- Born: October 3, 1888 Friendship, Kansas
- Died: January 31, 1976 (aged 87)
- Other name: Lloyd Williams
- Education: Haverford College B.A.; University of Oxford (1913, M.A.); University of Chicago (1925, Ph.D);
- Occupation: Mathematician
- Known for: Canadian Mathematical Congress; Elbert Frank Cox Ph.D;
- Partner: Anne Skyes (1917)
- Children: 2

= William Lloyd Garrison Williams =

Canadian-American Quaker mathematician (1888–1976)

William Lloyd Garrison Williams (October 3, 1888 – January 31, 1976) was an American-Canadian Quaker and mathematician, known for the founding of the Canadian Mathematical Society and overseeing Elbert Frank Cox's doctorate in mathematics.

== Personal life ==

Williams was born in Friendship, Kansas to Amanda Dunreath Truex and Nathan Williams. After the death of his mother, he was taken in by his father's first wife's family, the Tomlinsons in Indiana.

Williams married Anne Skyes, a pianist from Cincinnati, in 1917. Together, they had two daughters, Hester and mathematician Christine Ayoub.

== Academic career ==
After attending the Quaker Academy, Williams taught in North Dakota. He then studied Classics at Haverford. Subsequently, he was awarded a Rhodes Scholarship, where he studied mathematics at Oxford from 1910 to 1913. Once obtaining an M.A. he took on a faculty position at the Miami University. During the summers, he did Ph.D. work at the University of Chicago. He wrote his Ph.D. on Fundamental Systems of Formal Modular Seminvariants of the Binary Cubic, published in 1920. He then taught briefly at Gettysburg College and William and Mary, before relocating to Cornell.

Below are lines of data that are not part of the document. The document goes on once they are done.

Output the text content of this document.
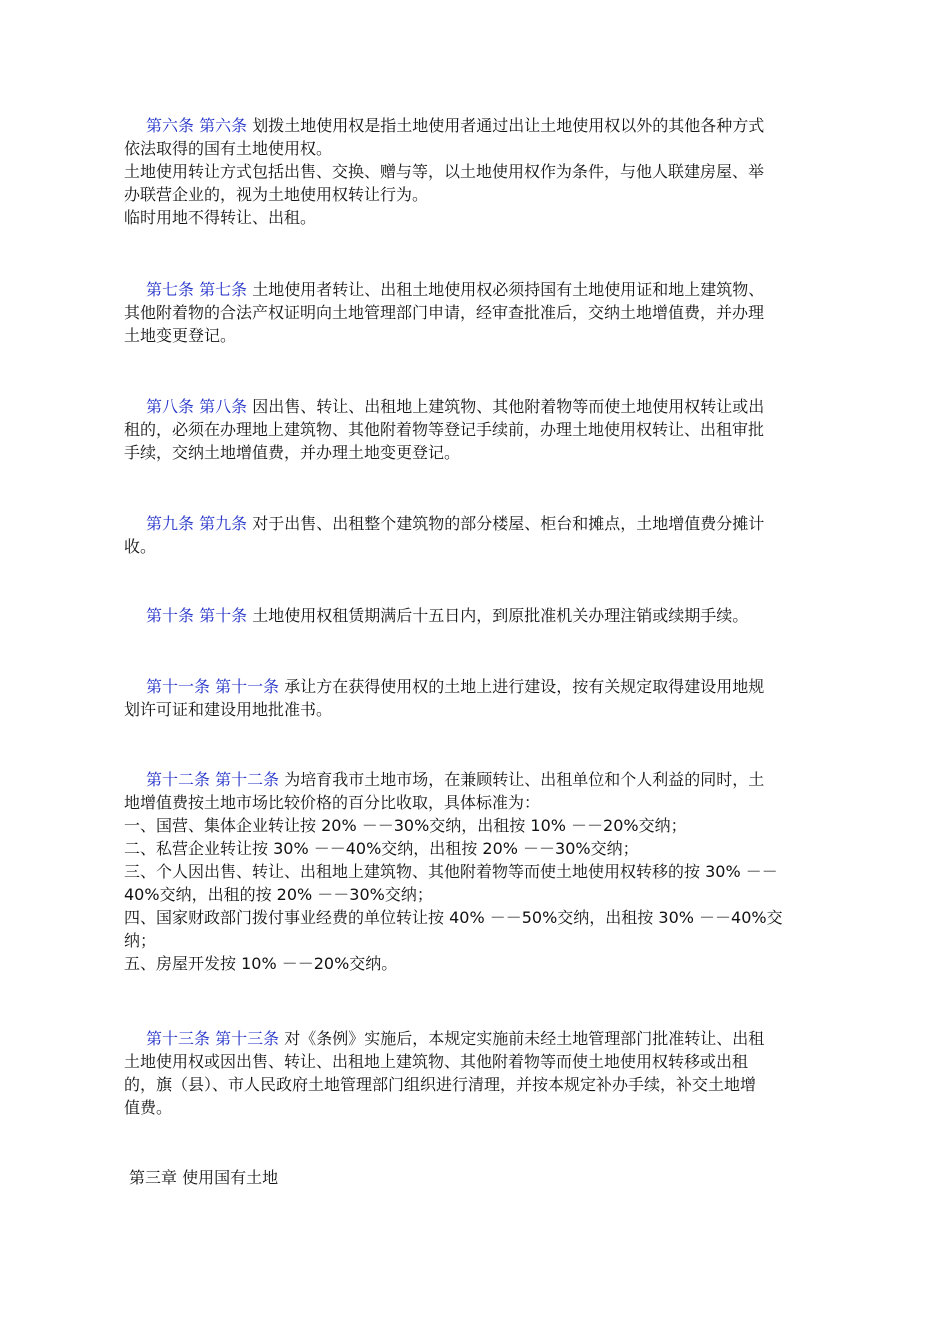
第六条 第六条 划拨土地使用权是指土地使用者通过出让土地使用权以外的其他各种方式
依法取得的国有土地使用权。
土地使用转让方式包括出售、交换、赠与等，以土地使用权作为条件，与他人联建房屋、举
办联营企业的，视为土地使用权转让行为。
临时用地不得转让、出租。
第七条 第七条 土地使用者转让、出租土地使用权必须持国有土地使用证和地上建筑物、
其他附着物的合法产权证明向土地管理部门申请，经审查批准后，交纳土地增值费，并办理
土地变更登记。
第八条 第八条 因出售、转让、出租地上建筑物、其他附着物等而使土地使用权转让或出
租的，必须在办理地上建筑物、其他附着物等登记手续前，办理土地使用权转让、出租审批
手续，交纳土地增值费，并办理土地变更登记。
第九条 第九条 对于出售、出租整个建筑物的部分楼屋、柜台和摊点，土地增值费分摊计
收。
第十条 第十条 土地使用权租赁期满后十五日内，到原批准机关办理注销或续期手续。
第十一条 第十一条 承让方在获得使用权的土地上进行建设，按有关规定取得建设用地规
划许可证和建设用地批准书。
第十二条 第十二条 为培育我市土地市场，在兼顾转让、出租单位和个人利益的同时，土
地增值费按土地市场比较价格的百分比收取，具体标准为：
一、国营、集体企业转让按 20% －－30%交纳，出租按 10% －－20%交纳；
二、私营企业转让按 30% －－40%交纳，出租按 20% －－30%交纳；
三、个人因出售、转让、出租地上建筑物、其他附着物等而使土地使用权转移的按 30% －－
40%交纳，出租的按 20% －－30%交纳；
四、国家财政部门拨付事业经费的单位转让按 40% －－50%交纳，出租按 30% －－40%交
纳；
五、房屋开发按 10% －－20%交纳。
第十三条 第十三条 对《条例》实施后，本规定实施前未经土地管理部门批准转让、出租
土地使用权或因出售、转让、出租地上建筑物、其他附着物等而使土地使用权转移或出租
的，旗（县）、市人民政府土地管理部门组织进行清理，并按本规定补办手续，补交土地增
值费。
第三章 使用国有土地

In 1924, Williams moved again, this time to teach at McGill, to develop their graduate program. He remained there until his retirement in 1954. He was awarded honorary degrees by the University of Montreal, University of Manitoba, Dalhousie University, and Mount Allison University.

== Elbert Frank Cox ==
Williams supervised the Ph.D. of Elbert Frank Cox, the first African American to get a mathematics doctorate, during his time at Cornell. When Williams took up his position at McGill, Cox followed him. Cox was awarded his degree in 1925, utilizing the Erastus Brooks Fellowship.

Unsatisfied with the limited amount of recognition Cox received, Williams petitioned international universities to recognise his student, eventually convincing the Sendai University, Japan.

== Canadian Mathematical Congress ==
Williams founded the Canadian Mathematical Society, formerly the Canadian Mathematical Congress, in 1945. Williams dreamed of a forum to bring Canadian mathematicians together, regardless of race or creed, especially after attending the Toronto Congress in 1924 where all mathematicians of the Central Powers had been excluded. He worked as the treasurer from its founding in 1945 to 1963. He was particularly successful in achieving support from insurance companies, although he was noted by many to be quite zealous and friendly and found support from many.

Currently the Jeffrey-Williams Prize is named in his honour, and awarded to mathematicians who have made outstanding contributions to mathematical research by the Canadian Mathematical Society.

== Religious beliefs ==
A devoted Quaker, Williams was instrumental in the Montreal Quaker community during the 1930s and beyond. These beliefs influenced his views of racial equality and hard work. Williams pioneered Quaker causes. He was a member of the Board of the Canadian Friends Service Committee and chairman of the committee from 1959 until 1963. He founded the Montreal “Save the Children” Fund in 1944. He additionally helped with the purchasing of a building for Montreal friends to use as a meeting house, although it is no longer in use. He is noted for being an official of the Quakers of Montreal.